Location
- 1800 Mount Royal Blvd Glenshaw, PA 15116-2117 (North of Pittsburgh)Allegheny County, Pennsylvania United States

District information
- Type: Public

Students and staff
- District mascot: Titan
- Colors: Navy Blue, White and Red

Other information
- Website: Shaler Area School District

= Shaler Area School District =

School district in Pennsylvania, United States

Shaler Area School District is a large, urban and suburban public school district located in Allegheny County, Pennsylvania. Shaler Area School District encompasses approximately 14 sqmi in Pittsburgh's northern suburbs, including Shaler Township, Etna Borough, Millvale Borough, and Reserve Township.

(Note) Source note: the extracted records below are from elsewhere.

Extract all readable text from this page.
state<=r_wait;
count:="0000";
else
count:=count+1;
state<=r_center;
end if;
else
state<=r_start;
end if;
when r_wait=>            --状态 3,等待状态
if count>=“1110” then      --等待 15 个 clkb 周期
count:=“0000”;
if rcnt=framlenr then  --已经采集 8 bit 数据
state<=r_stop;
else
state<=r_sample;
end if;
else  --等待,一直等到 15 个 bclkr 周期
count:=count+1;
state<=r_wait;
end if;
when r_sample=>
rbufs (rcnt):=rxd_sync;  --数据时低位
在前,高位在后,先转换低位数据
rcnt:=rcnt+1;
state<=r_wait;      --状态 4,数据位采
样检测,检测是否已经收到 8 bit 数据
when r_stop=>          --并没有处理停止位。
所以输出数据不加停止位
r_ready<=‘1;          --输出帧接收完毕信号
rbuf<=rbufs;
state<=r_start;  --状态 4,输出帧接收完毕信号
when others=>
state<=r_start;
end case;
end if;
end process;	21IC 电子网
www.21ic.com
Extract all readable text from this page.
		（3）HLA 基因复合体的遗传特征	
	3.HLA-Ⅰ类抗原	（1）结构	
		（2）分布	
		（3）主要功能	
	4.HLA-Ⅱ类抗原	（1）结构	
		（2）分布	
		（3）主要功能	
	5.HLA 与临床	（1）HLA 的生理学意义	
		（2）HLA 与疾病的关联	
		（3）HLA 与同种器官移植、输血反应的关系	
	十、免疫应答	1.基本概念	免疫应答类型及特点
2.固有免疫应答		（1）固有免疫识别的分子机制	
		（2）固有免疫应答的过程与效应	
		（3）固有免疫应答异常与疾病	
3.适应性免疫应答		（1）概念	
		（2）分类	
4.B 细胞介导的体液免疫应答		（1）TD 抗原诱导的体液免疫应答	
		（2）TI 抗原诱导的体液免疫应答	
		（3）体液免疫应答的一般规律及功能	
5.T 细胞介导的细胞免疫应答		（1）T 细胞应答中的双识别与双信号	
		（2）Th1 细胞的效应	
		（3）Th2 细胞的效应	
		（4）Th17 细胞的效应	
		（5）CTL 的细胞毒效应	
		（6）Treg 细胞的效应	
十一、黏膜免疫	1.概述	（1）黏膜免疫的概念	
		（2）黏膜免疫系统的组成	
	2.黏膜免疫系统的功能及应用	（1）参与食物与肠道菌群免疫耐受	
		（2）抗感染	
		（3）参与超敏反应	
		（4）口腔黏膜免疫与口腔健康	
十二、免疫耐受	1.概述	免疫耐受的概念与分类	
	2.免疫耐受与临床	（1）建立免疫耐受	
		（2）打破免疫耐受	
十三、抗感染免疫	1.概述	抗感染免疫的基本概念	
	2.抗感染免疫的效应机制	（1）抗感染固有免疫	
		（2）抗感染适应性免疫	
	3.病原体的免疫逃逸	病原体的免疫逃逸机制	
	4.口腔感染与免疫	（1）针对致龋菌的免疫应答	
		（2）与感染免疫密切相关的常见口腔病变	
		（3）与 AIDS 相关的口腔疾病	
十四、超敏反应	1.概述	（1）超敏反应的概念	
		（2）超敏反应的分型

According to 2000 federal census data, it served a resident population of 41,565. By 2010, the district's population declined to 39,293 people. In 2009, Shaler Area School District residents’ per capita income was $21,333, while the median family income was $52,135. In the Commonwealth, the median family income was $49,501 and the United States median family income was $49,445, in 2010. By 2013, the median household income in the United States rose to $52,100.

==Schools==
There are Seven schools in the Shaler Area School District. The schools in order from lowest grade levels to highest are:

- Burchfield Primary (K - 3rd Grade)
- Jeffery Primary (K - 3rd Grade) Closed in 2018
- Marzolf Primary (K - 3rd Grade)
- Reserve Primary (K - 3rd Grade)
- Scott (Formerly Rogers) Primary (K - 3rd Grade)
- Shaler Area Elementary School(4th - 6th Grade)
- Shaler Area Middle School (7th and 8th Grade)
- Shaler Area High School (9th - 12th Grade)

==Extracurriculars==
The Shaler Area School District offers a variety of clubs, activities and an extensive sports program. The district has both a marching band and an orchestra.

===Sports===
The District funds:

- Boys
- Baseball - AAAA
- Basketball V/JV- AAAA
- Bowling - AAAA
- Cross Country - AAA
- Football - AAAA
- Golf - AAAA
- Indoor Track and Field - AAAA
- Ice Hockey
- Lacrosse - AAAA
- Soccer - AAA
- Swimming and Diving - AAA
- Tennis - AAA
- Track and Field - AAA
- Volleyball - AAA
- Wrestling - AAA

- Girls
- Basketball - AAAA
- Bowling - AAAA
- Cheer - AAAA
- Cross Country - AAA
- Golf - AAA
- Indoor Track and Field AAA
- Lacrosse - AAAA
- Soccer (Fall) - AAA
- Softball - AAAA
- Swimming and Diving - AAA
- Girls' Tennis - AAA
- Track and Field - AAA
- Volleyball - AAA

According to PIAA directory July 2013.

Shaler's teams are all nicknamed "The Titans." Shaler athletics compete in the WPIAL/PIAA AAAA/AAA divisions depending on sport.

Shaler's biggest rivals are the neighboring North Allegheny Tigers and North Hills Indians, both of which compete in the same section.

Shaler's softball team took home numerous PIAA and WPIAL titles from 2000 to 2009.

==Neighboring Districts==
Shaler Area School District neighbors are: North Hills S.D. to the west, Hampton Township S.D. to the north, Fox Chapel Area S.D. to the east, and the Pittsburgh S.D. to the south.